For a few months, the patient will need to wear "push-up" panties, which lift the buttocks. This lifting effect ensures that the threads and the tissues are not under tension and reduces post-operative pain. For a few days after the procedure, the patient will have to sleep face down or on her side, and sit on her ischial bones. She must also refrain from riding a bicycle or doing physical exercises that stretch the gluteal muscles.
The slight skin alterations will disappear within a few months. The buttocks appear rejuvenated and have a more pleasing shape. The results of basic elastic gluteoplasty can be further improved by means of liposuction and Adipofilling, which enhance the shape and symmetry of the buttocks, or even by implanting further elastic threads.
Capurro S. (2019): Elastic gluteoplasty with the Elasticum thread and Jano cannula under local anesthesia: basic procedure. CRPUB Medical Video Journal. Elastic Plastic Surgery section, www.crpub.org.
How does this new video publication differ from the previous 2013 publication Capurro S. (2013): Lifting the buttocks by means of the elastic thread and the two-tipped cannula through two 5 mm incisions. CRPUB Medical Video Journal. Elastic Plastic Surgery section.
First of all, only one entry incision is used in order to create both loops.
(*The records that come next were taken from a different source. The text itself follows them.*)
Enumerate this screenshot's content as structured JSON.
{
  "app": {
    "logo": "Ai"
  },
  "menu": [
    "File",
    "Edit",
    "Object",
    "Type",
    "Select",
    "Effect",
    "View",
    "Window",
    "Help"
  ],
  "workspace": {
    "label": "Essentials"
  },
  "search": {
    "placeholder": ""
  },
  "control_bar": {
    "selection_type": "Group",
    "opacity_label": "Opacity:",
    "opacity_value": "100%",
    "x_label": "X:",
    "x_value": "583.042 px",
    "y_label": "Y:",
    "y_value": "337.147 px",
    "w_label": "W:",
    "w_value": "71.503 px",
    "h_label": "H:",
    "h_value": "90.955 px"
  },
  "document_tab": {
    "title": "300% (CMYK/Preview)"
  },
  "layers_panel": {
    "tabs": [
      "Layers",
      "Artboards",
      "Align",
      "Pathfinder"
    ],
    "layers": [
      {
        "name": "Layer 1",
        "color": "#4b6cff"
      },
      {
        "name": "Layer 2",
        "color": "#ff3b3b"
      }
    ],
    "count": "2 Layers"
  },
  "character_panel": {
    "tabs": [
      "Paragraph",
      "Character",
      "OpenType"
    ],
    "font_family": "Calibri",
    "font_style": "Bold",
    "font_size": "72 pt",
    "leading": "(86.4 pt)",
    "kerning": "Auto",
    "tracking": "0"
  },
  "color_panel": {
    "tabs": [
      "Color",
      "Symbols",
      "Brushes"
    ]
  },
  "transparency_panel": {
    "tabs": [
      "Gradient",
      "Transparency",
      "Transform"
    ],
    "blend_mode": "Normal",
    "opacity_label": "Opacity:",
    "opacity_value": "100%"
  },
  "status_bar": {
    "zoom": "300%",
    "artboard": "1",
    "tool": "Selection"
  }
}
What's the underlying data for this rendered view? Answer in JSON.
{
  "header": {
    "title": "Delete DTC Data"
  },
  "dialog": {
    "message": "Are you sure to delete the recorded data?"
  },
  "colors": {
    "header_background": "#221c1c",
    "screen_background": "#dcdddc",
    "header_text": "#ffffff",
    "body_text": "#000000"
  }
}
The small incisions are made with an SM67 microsurgery scalpel, which is more precise than a number 11 blade.
Secondly, pre-tunnelling, which greatly facilitates the passage of the Jano cannula through the fibrous subcutaneous tissues of the buttock, had not yet been adopted. Thirdly, the elastic thread is soaked several times in dilute iodo-vinylpyrrolidone, and not in much more costly antibiotic solutions. Fourthly, the skin sutures are all absorbable. Finally, the new video publication clearly explains how to rotate the Jano cannula so as to change direction or to follow a curved pathway without shifting towards the surface. Indeed, as the cannula is rotated and the posterior tip becomes anterior, any shift towards the surface will result in a skin introflection, which must be avoided.
Was the elastic gluteoplasty in the video performed under local anesthesia?
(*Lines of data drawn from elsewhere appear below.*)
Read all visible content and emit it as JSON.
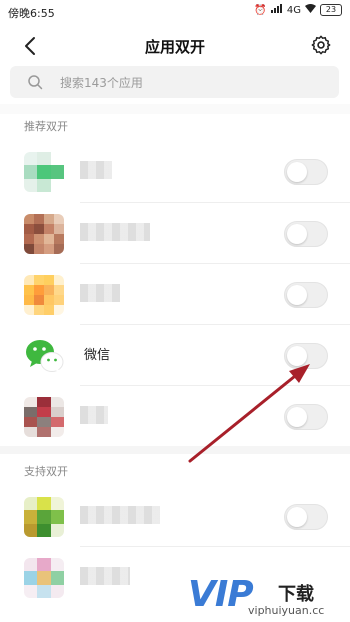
{
  "status_bar": {
    "time": "傍晚6:55",
    "network": "4G",
    "battery": "23"
  },
  "header": {
    "title": "应用双开"
  },
  "search": {
    "placeholder": "搜索143个应用"
  },
  "sections": {
    "recommended": "推荐双开",
    "supported": "支持双开"
  },
  "apps": {
    "wechat": {
      "name": "微信",
      "enabled": false
    }
  },
  "watermark": {
    "logo": "VIP",
    "text": "下载",
    "url": "viphuiyuan.cc"
  },
  "colors": {
    "arrow": "#a8202a",
    "wechat_green": "#3fb83f",
    "watermark_blue": "#3a7bd5"
  }
}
Yes. Sometimes, we administer 10 drops of benzodiazepine to keep the patient calm. We carry out anesthetist-assisted local anesthesia only on request.
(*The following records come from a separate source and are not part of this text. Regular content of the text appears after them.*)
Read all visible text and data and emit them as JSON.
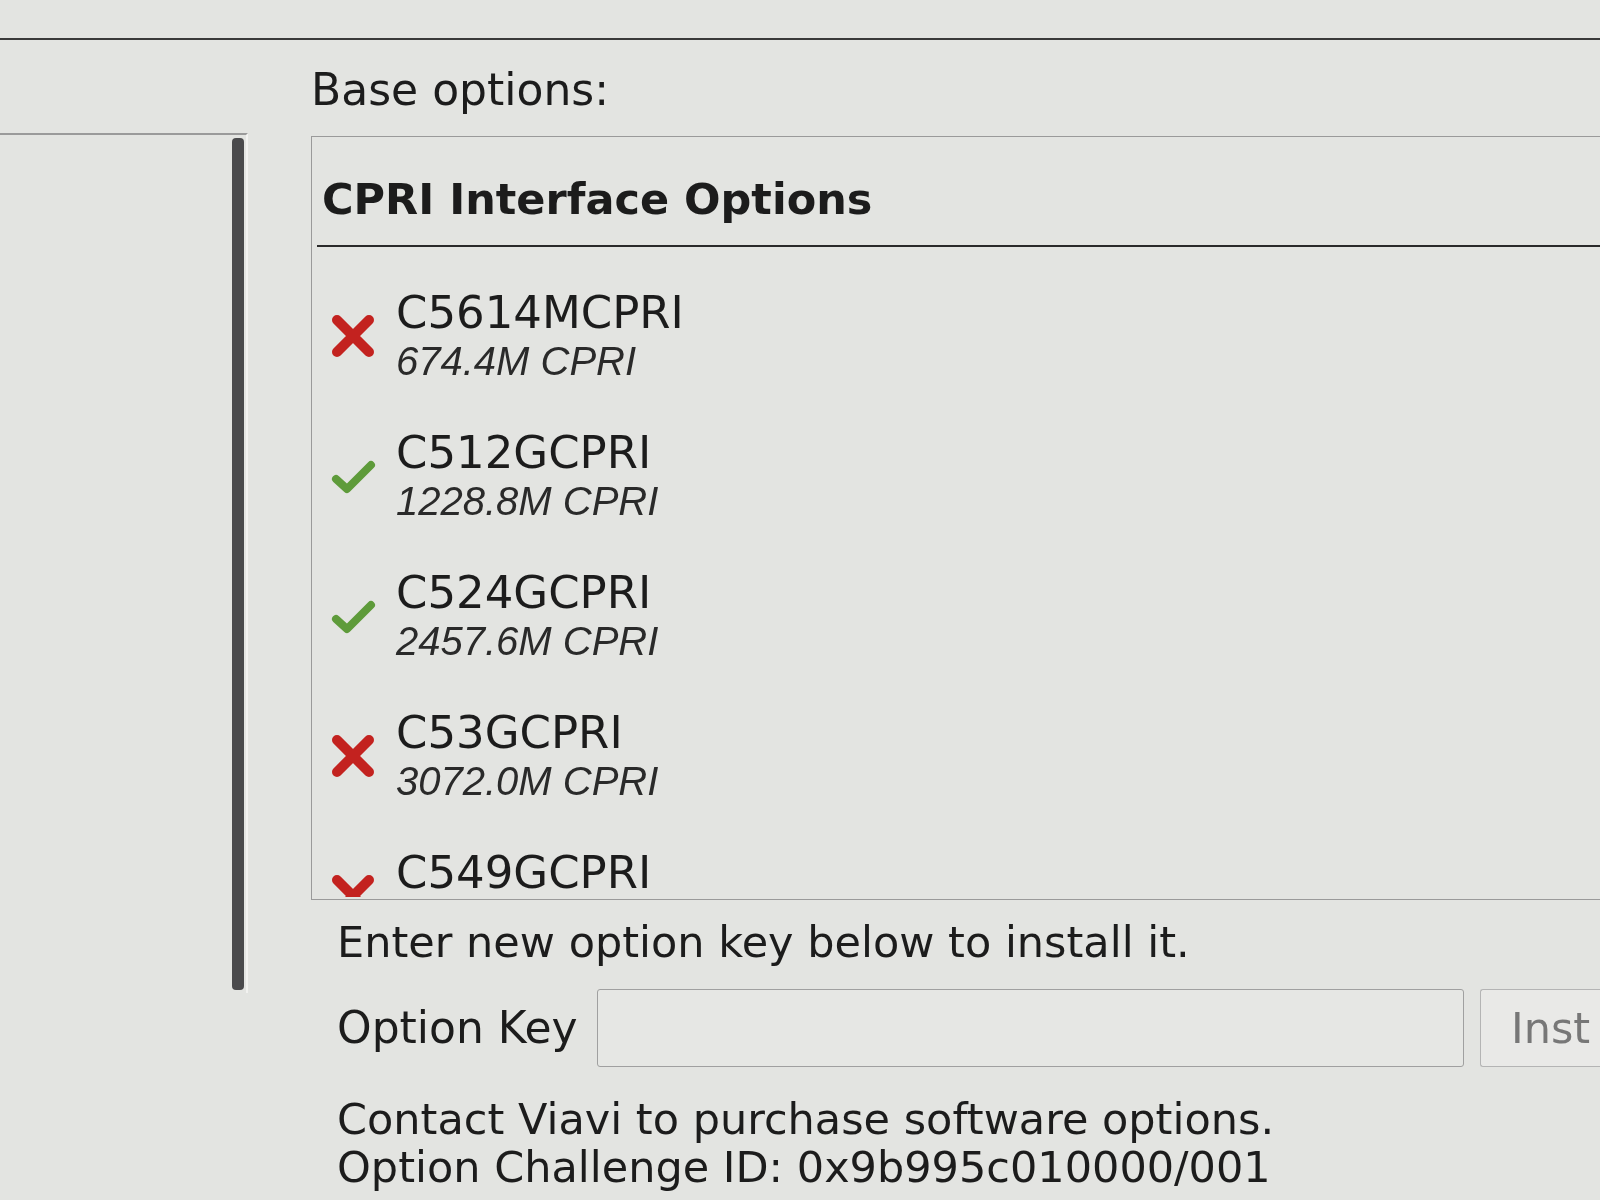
{
  "base_options": {
    "label": "Base options:"
  },
  "options_list": {
    "title": "CPRI Interface Options",
    "items": [
      {
        "name": "C5614MCPRI",
        "rate": "674.4M CPRI",
        "installed": false
      },
      {
        "name": "C512GCPRI",
        "rate": "1228.8M CPRI",
        "installed": true
      },
      {
        "name": "C524GCPRI",
        "rate": "2457.6M CPRI",
        "installed": true
      },
      {
        "name": "C53GCPRI",
        "rate": "3072.0M CPRI",
        "installed": false
      },
      {
        "name": "C549GCPRI",
        "installed": false
      }
    ]
  },
  "install": {
    "prompt": "Enter new option key below to install it.",
    "key_label": "Option Key",
    "button": {
      "label": "Inst",
      "disabled": true
    }
  },
  "contact": "Contact Viavi to purchase software options.",
  "challenge_id": "Option Challenge ID: 0x9b995c010000/001"
}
Is there any risk of infection?
There are always risks in this region. You have to disinfect the operating field thoroughly with iodo-vinylpyrrolidone and to prescribe antibiotic therapy, starting on the evening before the procedure. In addition, a mupirocin-based antibiotic ointment must be applied to all the incisions for a few weeks.
Finally, the patient must scrupulously maintain local hygiene by using specific products. She should also take a few days off work; going to work the day after the procedure will increase the risk of infection.
What needs to be done if there is an infection?
Infection is very rare. However, if it does arise, you have to follow the protocols on soft tissue infections. This normally means using two antibiotics: one for Gram-positive and one for Gram-negative bacteria. Locally, you can inject dilute teicoplanin or dilute gentamicin plus clindamycin, both with a small amount of lidocaine. If the infection tends to recur, despite antibiotic treatment, it will be necessary to remove the threads through two small incisions.
How do you treat post-operative pain?
The pain is subjective. At the end of the procedure, an analgesic can be injected: 1 mL of tramadol + ketorolac tromethamine. If the pain persists the following day, another 1 mL dose can be injected. For the next three days, the patient takes sublingual ketorolac tromethamine. If localised pain is still felt after these three days, intradermal neural therapy is implemented with procaine exactly at the point where the pain is felt. However, this eventuality is rare. We add a small amount of epinephrine to the procaine, to eliminate the vagal effects of this anaesthetic.
In any case, after a few days, the pain of gluteoplasty is tolerable.